Background:
SimpleBench is a 200‑item multiple‑choice test designed to probe everyday human reasoning that still eludes frontier LLMs, including spatio‑temporal reasoning, social intelligence and linguistic “trick” questions. Unlike most other benchmarks, humans still outperform AI on the SimpleBench.
State of play:
• Human reference accuracy: 83.7 %
• 2025 AI accuracy (Gemini 2.5 Pro): 62.4 %
Why this milestone matters
Everyday reasoning: Passing SimpleBench would indicate that LLMs can handle commonsense scenarios that remain brittle today.

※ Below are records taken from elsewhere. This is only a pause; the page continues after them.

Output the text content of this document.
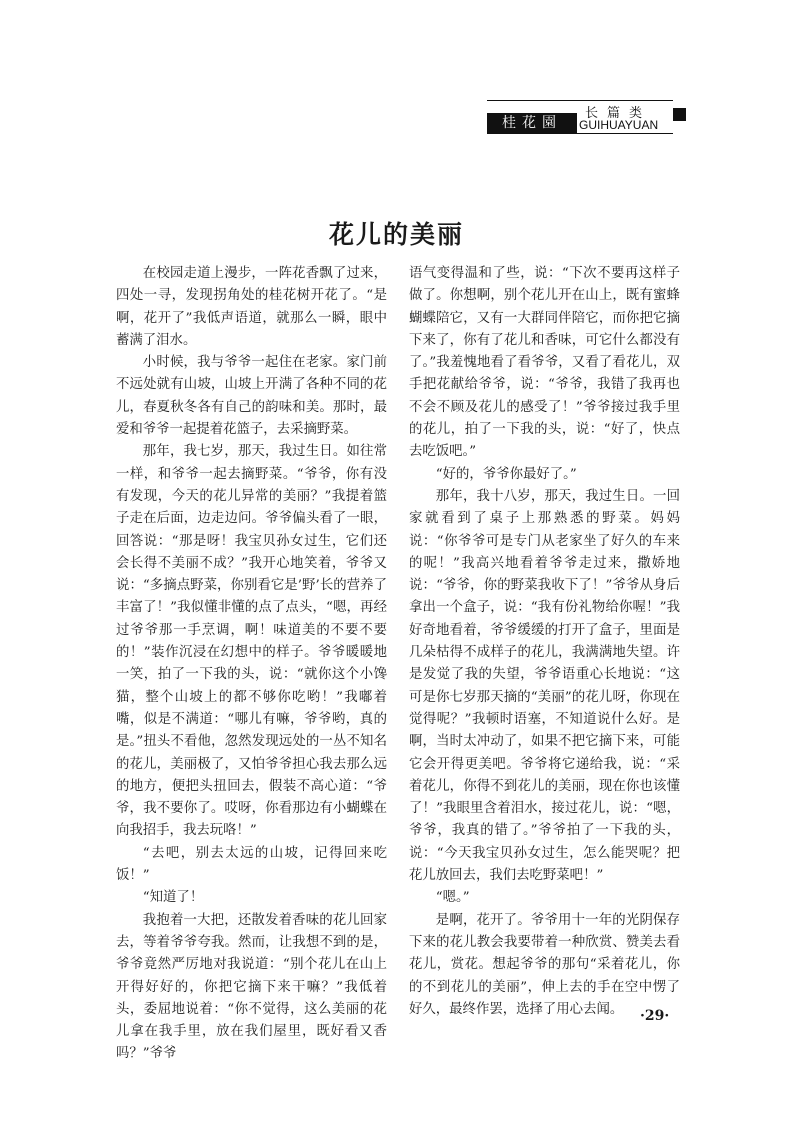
桂花園
长篇类
GUIHUAYUAN
花儿的美丽

在校园走道上漫步，一阵花香飘了过来，四处一寻，发现拐角处的桂花树开花了。“是啊，花开了”我低声语道，就那么一瞬，眼中蓄满了泪水。

小时候，我与爷爷一起住在老家。家门前不远处就有山坡，山坡上开满了各种不同的花儿，春夏秋冬各有自己的韵味和美。那时，最爱和爷爷一起提着花篮子，去采摘野菜。

那年，我七岁，那天，我过生日。如往常一样，和爷爷一起去摘野菜。“爷爷，你有没有发现，今天的花儿异常的美丽？”我提着篮子走在后面，边走边问。爷爷偏头看了一眼，回答说：“那是呀！我宝贝孙女过生，它们还会长得不美丽不成？”我开心地笑着，爷爷又说：“多摘点野菜，你别看它是’野’长的营养了丰富了！”我似懂非懂的点了点头，“嗯，再经过爷爷那一手烹调，啊！味道美的不要不要的！”装作沉浸在幻想中的样子。爷爷暖暖地一笑，拍了一下我的头，说：“就你这个小馋猫，整个山坡上的都不够你吃哟！”我嘟着嘴，似是不满道：“哪儿有嘛，爷爷哟，真的是。”扭头不看他，忽然发现远处的一丛不知名的花儿，美丽极了，又怕爷爷担心我去那么远的地方，便把头扭回去，假装不高心道：“爷爷，我不要你了。哎呀，你看那边有小蝴蝶在向我招手，我去玩咯！”

“去吧，别去太远的山坡，记得回来吃饭！”

“知道了！

我抱着一大把，还散发着香味的花儿回家去，等着爷爷夸我。然而，让我想不到的是，爷爷竟然严厉地对我说道：“别个花儿在山上开得好好的，你把它摘下来干嘛？”我低着头，委屈地说着：“你不觉得，这么美丽的花儿拿在我手里，放在我们屋里，既好看又香吗？”爷爷

语气变得温和了些，说：“下次不要再这样子做了。你想啊，别个花儿开在山上，既有蜜蜂蝴蝶陪它，又有一大群同伴陪它，而你把它摘下来了，你有了花儿和香味，可它什么都没有了。”我羞愧地看了看爷爷，又看了看花儿，双手把花献给爷爷，说：“爷爷，我错了我再也不会不顾及花儿的感受了！”爷爷接过我手里的花儿，拍了一下我的头，说：“好了，快点去吃饭吧。”

“好的，爷爷你最好了。”

那年，我十八岁，那天，我过生日。一回家就看到了桌子上那熟悉的野菜。妈妈说：“你爷爷可是专门从老家坐了好久的车来的呢！”我高兴地看着爷爷走过来，撒娇地说：“爷爷，你的野菜我收下了！”爷爷从身后拿出一个盒子，说：“我有份礼物给你喔！”我好奇地看着，爷爷缓缓的打开了盒子，里面是几朵枯得不成样子的花儿，我满满地失望。许是发觉了我的失望，爷爷语重心长地说：“这可是你七岁那天摘的“美丽”的花儿呀，你现在觉得呢？”我顿时语塞，不知道说什么好。是啊，当时太冲动了，如果不把它摘下来，可能它会开得更美吧。爷爷将它递给我，说：“采着花儿，你得不到花儿的美丽，现在你也该懂了！”我眼里含着泪水，接过花儿，说：“嗯，爷爷，我真的错了。”爷爷拍了一下我的头，说：“今天我宝贝孙女过生，怎么能哭呢？把花儿放回去，我们去吃野菜吧！”

“嗯。”

是啊，花开了。爷爷用十一年的光阴保存下来的花儿教会我要带着一种欣赏、赞美去看花儿，赏花。想起爷爷的那句“采着花儿，你的不到花儿的美丽”，伸上去的手在空中愣了好久，最终作罢，选择了用心去闻。	·29·
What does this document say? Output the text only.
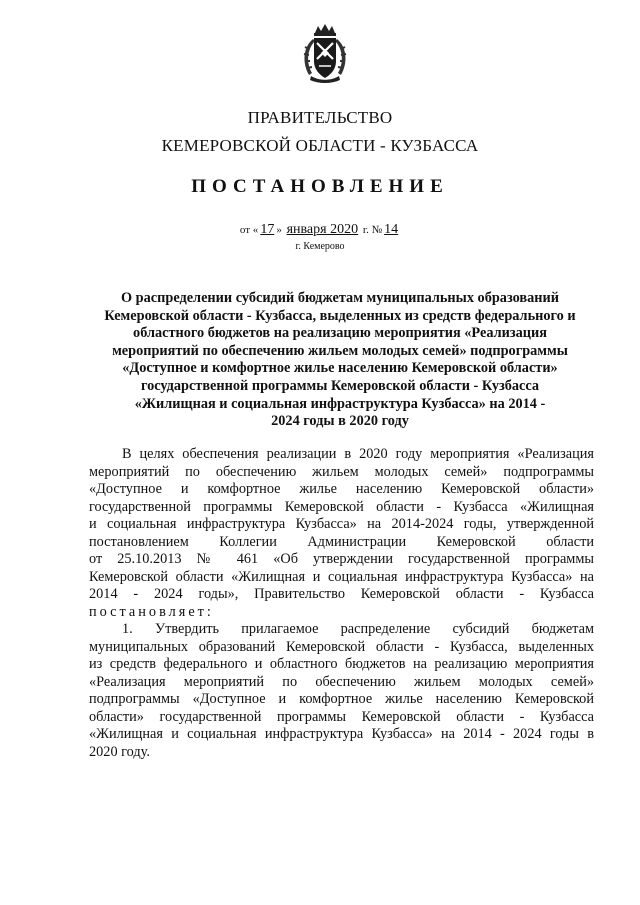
ПРАВИТЕЛЬСТВО
КЕМЕРОВСКОЙ ОБЛАСТИ - КУЗБАССА
ПОСТАНОВЛЕНИЕ
от « 17 » января 2020 г. № 14
г. Кемерово
О распределении субсидий бюджетам муниципальных образований
Кемеровской области - Кузбасса, выделенных из средств федерального и
областного бюджетов на реализацию мероприятия «Реализация
мероприятий по обеспечению жильем молодых семей» подпрограммы
«Доступное и комфортное жилье населению Кемеровской области»
государственной программы Кемеровской области - Кузбасса
«Жилищная и социальная инфраструктура Кузбасса» на 2014 -
2024 годы в 2020 году
В целях обеспечения реализации в 2020 году мероприятия «Реализация
мероприятий по обеспечению жильем молодых семей» подпрограммы
«Доступное и комфортное жилье населению Кемеровской области»
государственной программы Кемеровской области - Кузбасса «Жилищная
и социальная инфраструктура Кузбасса» на 2014-2024 годы, утвержденной
постановлением Коллегии Администрации Кемеровской области
от 25.10.2013 № 461 «Об утверждении государственной программы
Кемеровской области «Жилищная и социальная инфраструктура Кузбасса» на
2014 - 2024 годы», Правительство Кемеровской области - Кузбасса
постановляет:
1. Утвердить прилагаемое распределение субсидий бюджетам
муниципальных образований Кемеровской области - Кузбасса, выделенных
из средств федерального и областного бюджетов на реализацию мероприятия
«Реализация мероприятий по обеспечению жильем молодых семей»
подпрограммы «Доступное и комфортное жилье населению Кемеровской
области» государственной программы Кемеровской области - Кузбасса
«Жилищная и социальная инфраструктура Кузбасса» на 2014 - 2024 годы в
2020 году.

Benchmark head‑room: Unlike MMLU, SimpleBench has not yet been “solved”, so it is a useful yard‑stick for progress to compare AI to humans.
Resolution Criteria:
This market resolves to the year‑bracket in which a fully automated AI system first achieves ≥ 85% average accuracy on SimpleBench (ALL metric), subject to all of the following:
Verification – The claim must be confirmed by either
a peer‑reviewed paper on arXiv
a public leaderboard entry on SimpleBench Official Website.
Compute resources – Unlimited.
Fine Print: Clarification:
If the milestone is first reached in a given year, only the earliest bracket that still contains that year resolves YES; all other brackets resolve NO.
Example: Should an AI system hit 85 % on SimpleBench in 2025, only “Before 2026” wins, all other brackets resolve NO.Cut‑off – If no AI model reaches 85 % by 31 Dec 2033, the market resolves to “Not Applicable”.